Выйдя от мистера Гутмана я, как только ступила на тротуар, услышала до боли знакомую мелодию. Звучал Паганини, каприс №24. Его обрывок донёс до моего слуха мимолётный порыв колючего осеннего ветра, запутавшийся в моих волосах и затаившийся в них, словно играющий со мной в кошки-мышки призрак. Резко остановившись, затаилась и я. Паганини, каприс №24. Произведение, которое мы играли с Мишей на равных, не имея друг для друга лучших соперников… Она всё ещё не избавилась от скрипки – не рассталась с ней даже ради избежания самой страшной ломки. Сейчас Миша играла на ней наш каприс №24… Она не фальшивила.
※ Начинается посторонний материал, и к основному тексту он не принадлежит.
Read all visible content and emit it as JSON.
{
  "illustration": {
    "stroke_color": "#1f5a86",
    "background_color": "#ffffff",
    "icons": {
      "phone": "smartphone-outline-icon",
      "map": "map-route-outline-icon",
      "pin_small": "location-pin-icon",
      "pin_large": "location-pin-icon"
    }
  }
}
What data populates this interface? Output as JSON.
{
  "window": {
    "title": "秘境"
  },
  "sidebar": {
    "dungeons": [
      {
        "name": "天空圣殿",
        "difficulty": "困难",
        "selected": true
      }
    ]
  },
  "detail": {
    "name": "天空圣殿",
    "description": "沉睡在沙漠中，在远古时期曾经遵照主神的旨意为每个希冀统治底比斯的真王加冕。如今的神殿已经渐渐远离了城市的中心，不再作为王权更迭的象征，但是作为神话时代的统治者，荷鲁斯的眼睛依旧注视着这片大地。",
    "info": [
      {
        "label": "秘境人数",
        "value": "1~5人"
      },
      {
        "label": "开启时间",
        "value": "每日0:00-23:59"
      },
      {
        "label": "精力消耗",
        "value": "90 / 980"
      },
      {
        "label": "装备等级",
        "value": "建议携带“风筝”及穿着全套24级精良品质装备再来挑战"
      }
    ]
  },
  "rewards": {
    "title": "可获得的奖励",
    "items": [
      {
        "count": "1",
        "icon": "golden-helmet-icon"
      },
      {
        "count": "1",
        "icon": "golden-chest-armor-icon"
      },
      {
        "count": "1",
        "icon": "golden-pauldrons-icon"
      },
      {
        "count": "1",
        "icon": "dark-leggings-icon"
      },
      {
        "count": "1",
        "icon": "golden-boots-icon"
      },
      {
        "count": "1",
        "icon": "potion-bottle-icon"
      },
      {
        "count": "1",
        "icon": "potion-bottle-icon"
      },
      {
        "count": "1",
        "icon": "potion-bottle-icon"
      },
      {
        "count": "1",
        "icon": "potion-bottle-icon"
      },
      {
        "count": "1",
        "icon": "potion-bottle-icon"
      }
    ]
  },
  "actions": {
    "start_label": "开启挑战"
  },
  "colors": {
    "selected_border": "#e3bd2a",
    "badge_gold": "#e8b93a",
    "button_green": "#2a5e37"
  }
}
Ветер вновь обдул моё лицо, и я машинально подалась ему навстречу. Я знала, что перейду дорогу, но тянула до последнего, пока не сравнялась с углом опостылевшего гаража.
Перебегая пустую дорогу, я с замиранием сердца слышала мелодию, которую не хотела слышать. Уже подойдя к гаражной двери, я поняла, что она приоткрыта – от старости навесы сильно проржавели, и хотя Миша их регулярно смазывала маслёнкой, благодаря чему скрипа в них как такового не было, дверь всё равно безвозвратно просела.
Я уже хотела коснуться ручки и распахнуть дверь настежь, когда увидела рядом с Мишей, стоящей по центру комнаты и отыгрывающей идеальную мелодию, Пандору. Сложив руки в молитвенном жесте у себя перед грудью, она сидела на покосившемся дряхлом кресле правым боком к играющей, и не шевелилась, отчего, со своими белоснежными волосами и бледной кожей с голубыми прожилками вен, в этот момент походила на готическое изваяние из чистого мрамора. Миша играла для неё.